Sincerely, Tim DeBey USGS Reactor Supervisor I declare under penalty of perjury that the foregoing is true and correct.

Executed on 11/17/2015 Copy to:

Vito Nuccio, Reactor Administrator, MS 911 USGS Reactor Operations Committee

Response to RAI dated September 21, 2015 concerning a license amendment to the USGS R-113 research reactor license (TAO No. ME9424)

Request:

2. Your response to RAI No. 2, by letter dated August 28, 2015, provided a proposed TS definition of License Area: Rooms 149-152, 154, 157, 158, B10, Bl0B, B11 of Building 15, and Room 2 of Building 10. NUREG-1537, Part 1, Section 9.5, "Possession and Use of Byproduct, Source, and Special Nuclear Material," provides guidance that licensees should "clearly state the materials and areas of the facility requested to be authorized by the reactor license. The reactor license and technical specifications also will include regulatory conditions that apply to the management of such materials." Provide a justification for the proposed TS definition that you provided in your response to RAI No. 2, a markup of the proposed change in the current USGS TSs, and copy of the proposed TS, or justify why this information is not needed.

Response: The markup of the proposed change to current USGS TS, and copy of the proposed TS, was absent from the initial RAI response, so that is provided in this response.

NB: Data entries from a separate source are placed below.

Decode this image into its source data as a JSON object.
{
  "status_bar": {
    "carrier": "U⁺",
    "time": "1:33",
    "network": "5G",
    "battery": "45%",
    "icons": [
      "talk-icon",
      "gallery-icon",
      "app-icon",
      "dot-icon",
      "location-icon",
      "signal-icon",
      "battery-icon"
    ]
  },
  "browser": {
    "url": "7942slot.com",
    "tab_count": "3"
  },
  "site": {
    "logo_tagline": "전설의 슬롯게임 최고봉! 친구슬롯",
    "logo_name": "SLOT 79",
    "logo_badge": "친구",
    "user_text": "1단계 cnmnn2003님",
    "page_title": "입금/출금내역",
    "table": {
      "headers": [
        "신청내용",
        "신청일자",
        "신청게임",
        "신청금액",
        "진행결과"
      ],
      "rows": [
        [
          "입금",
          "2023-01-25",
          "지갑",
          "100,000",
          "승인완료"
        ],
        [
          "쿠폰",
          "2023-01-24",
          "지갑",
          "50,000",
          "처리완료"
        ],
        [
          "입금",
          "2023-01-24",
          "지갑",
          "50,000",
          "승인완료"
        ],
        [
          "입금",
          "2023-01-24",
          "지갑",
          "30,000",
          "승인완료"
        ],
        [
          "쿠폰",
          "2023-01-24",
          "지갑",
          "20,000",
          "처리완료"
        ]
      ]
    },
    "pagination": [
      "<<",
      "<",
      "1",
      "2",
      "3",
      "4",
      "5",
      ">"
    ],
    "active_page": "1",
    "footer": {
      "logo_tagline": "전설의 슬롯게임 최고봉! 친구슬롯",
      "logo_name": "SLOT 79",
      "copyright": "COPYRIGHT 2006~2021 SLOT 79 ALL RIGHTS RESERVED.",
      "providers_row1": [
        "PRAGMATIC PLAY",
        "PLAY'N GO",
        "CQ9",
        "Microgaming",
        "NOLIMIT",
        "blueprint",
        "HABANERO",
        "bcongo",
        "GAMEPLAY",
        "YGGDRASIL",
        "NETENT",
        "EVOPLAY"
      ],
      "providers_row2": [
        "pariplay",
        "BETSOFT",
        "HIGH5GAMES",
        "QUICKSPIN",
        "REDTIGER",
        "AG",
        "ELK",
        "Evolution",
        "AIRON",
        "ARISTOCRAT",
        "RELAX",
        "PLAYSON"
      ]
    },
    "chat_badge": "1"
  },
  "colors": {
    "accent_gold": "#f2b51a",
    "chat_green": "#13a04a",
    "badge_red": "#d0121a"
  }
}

The proposed TS change is the reformatting of page 2 and the addition of Item 7a to the Specifications, as follows:

7a. Licensed Area The licensed area shall be the following areas on the Denver Federal Center:

Building 15, rooms 149 through 152 and room 154 Building 15, rooms 157 and 158 Building 15, rooms BI0, BlOB, and BIl Building 10, room 2

2/06 APPENDIX A TECHNICAL SPECIFICATIONS FOR THE U.S. GEOLOGICAL SURVEY TRIGA REACTOR DOCKET NO. 50-274 The dimensions, measurements, and other numerical values given in these specifications may differ from measured values owing to normal construction and manufacturing tolerances, or normal accuracy of instrumentation.

A. Definitions

1. Shutdown The reactor, with fixed experiments in place, shall be considered to be shutdown (not in operation) whenever all of the following conditions have been met: a) the console key switch is in the "off" position and the key is removed from the console and under the control of a licensed operator (or stored in a locked storage area);

b) sufficient control rods are inserted so as to assure the reactor is subcritical by a margin greater than 0.7% delta k/k cold, without xenon; c) no work is in progress involving fuel handling or refueling operations or maintenance of the control mechanisms.

2. Steady State Mode (SS)

Steady state mode shall mean operation of the reactor at power levels not to exceed 1 megawatt utilizing the scrams in Table I and the interlocks in Table II.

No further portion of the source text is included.